Genes encoding biosynthetic enzymes for specialized metabolites are often located physically close on chromosomes, forming clusters in the plant genome, such as the biosynthetic genes responsible for the formation of triterpenoid limonoids in citrus and neem (De La PeÑa et al. 2023), petirucalla-7,24-dien-3b-ol in Arabidopsis (Boutanaev et al. 2015), cucurbitacin C in Cucumis sativus (Shang et al. 2014) and diterpenoid casbene in Euphorbia peplus (King et al. 2014). Combinations of terpenoid synthases with cytochromes P450s are found clustered together in plant genomes far more commonly than would be expected by chance and this gene pairing likely has evolved from a common ancestral pairing in eudicots (Boutanaev et al. 2015). Many metabolites formed as result of genes within such plant metabolic gene clusters appear to provide protection against pathogens and herbivores. Clustering genes and coinheritance of optimized gene combinations that confer selective advantage is probably beneficial for plants (Yeaman and Whitlock 2011; Takos and Rook 2012). Besides, co-localization of metabolic pathway genes increases the likelihood of co-regulating gene expression and prevents the accumulation of auto-toxic intermediates (Field et al. 2011; Xu et al. 2012).

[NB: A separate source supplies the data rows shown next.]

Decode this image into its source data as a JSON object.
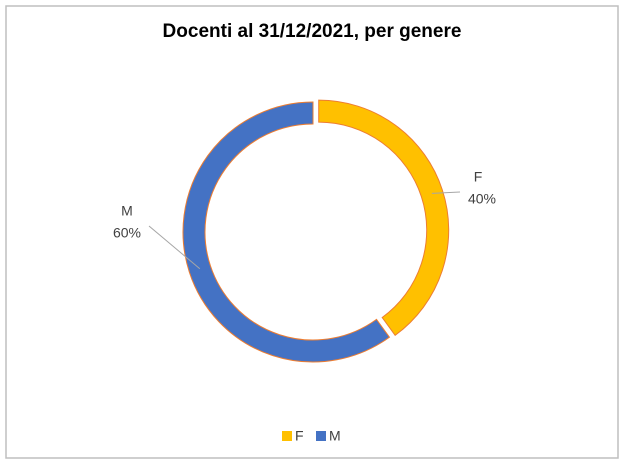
{
  "chart_data": {
    "type": "pie",
    "donut": true,
    "title": "Docenti al 31/12/2021, per genere",
    "categories": [
      "F",
      "M"
    ],
    "values": [
      40,
      60
    ],
    "value_labels": [
      "40%",
      "60%"
    ],
    "colors": [
      "#ffc000",
      "#4472c4"
    ],
    "legend": "bottom"
  }
}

In Capsicum, multiple genes including cytochromes P450s, prenyl transferases, and MVA and MEP pathway genes were detected to localise physically close to TPS genes, suggesting specialized gene-clusters putatively under the control of a shared regulatory mechanism as many of them are co-expressed upon biotic stress. Especially members of the TPS-a subfamily tend to cluster with cytochrome P450 genes. The clustering of TPSs with glycosyl transferases and with cytochrome P450s matches with the findings that multiple monoterpene glycosides, oxygenated sesquiterpenes, diterpene glycosides and triterpene glycosides increased upon spider-mite feeding and/or JA treatment.

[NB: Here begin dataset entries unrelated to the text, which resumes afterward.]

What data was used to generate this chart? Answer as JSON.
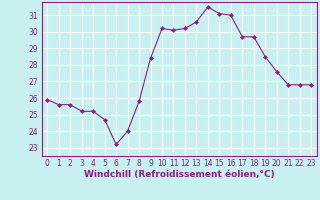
{
  "x": [
    0,
    1,
    2,
    3,
    4,
    5,
    6,
    7,
    8,
    9,
    10,
    11,
    12,
    13,
    14,
    15,
    16,
    17,
    18,
    19,
    20,
    21,
    22,
    23
  ],
  "y": [
    25.9,
    25.6,
    25.6,
    25.2,
    25.2,
    24.7,
    23.2,
    24.0,
    25.8,
    28.4,
    30.2,
    30.1,
    30.2,
    30.6,
    31.5,
    31.1,
    31.0,
    29.7,
    29.7,
    28.5,
    27.6,
    26.8,
    26.8,
    26.8
  ],
  "line_color": "#8B2080",
  "marker": "D",
  "marker_size": 2.0,
  "bg_color": "#c8f0f0",
  "grid_color": "#ffffff",
  "xlabel": "Windchill (Refroidissement éolien,°C)",
  "xlabel_color": "#8B2080",
  "xlabel_fontsize": 6.5,
  "tick_color": "#8B2080",
  "tick_fontsize": 5.5,
  "yticks": [
    23,
    24,
    25,
    26,
    27,
    28,
    29,
    30,
    31
  ],
  "xticks": [
    0,
    1,
    2,
    3,
    4,
    5,
    6,
    7,
    8,
    9,
    10,
    11,
    12,
    13,
    14,
    15,
    16,
    17,
    18,
    19,
    20,
    21,
    22,
    23
  ],
  "ylim": [
    22.5,
    31.8
  ],
  "xlim": [
    -0.5,
    23.5
  ],
  "spine_color": "#8B2080",
  "bottom_spine_color": "#8B2080"
}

In conclusion, we identified the TPS gene family in the Capsicum genome and analysed their phylogeny, gene structure and expression profile upon spider-mite feeding and JA treatment. Upstream biosynthetic genes from the MEP and MVA pathway and downstream modification genes including cytochrome P450s, UDP-glycosyl transferases and transcription factors that under herbivory display co-expression with CaTPS genes were identified. Finally, recombinant proteins of selected TPSs were functionally characterized. Together, our work demonstrates the importance of the terpenoid biosynthetic network for the formation of volatile and non-volatile defence-related terpenoids in Capsicum annuum.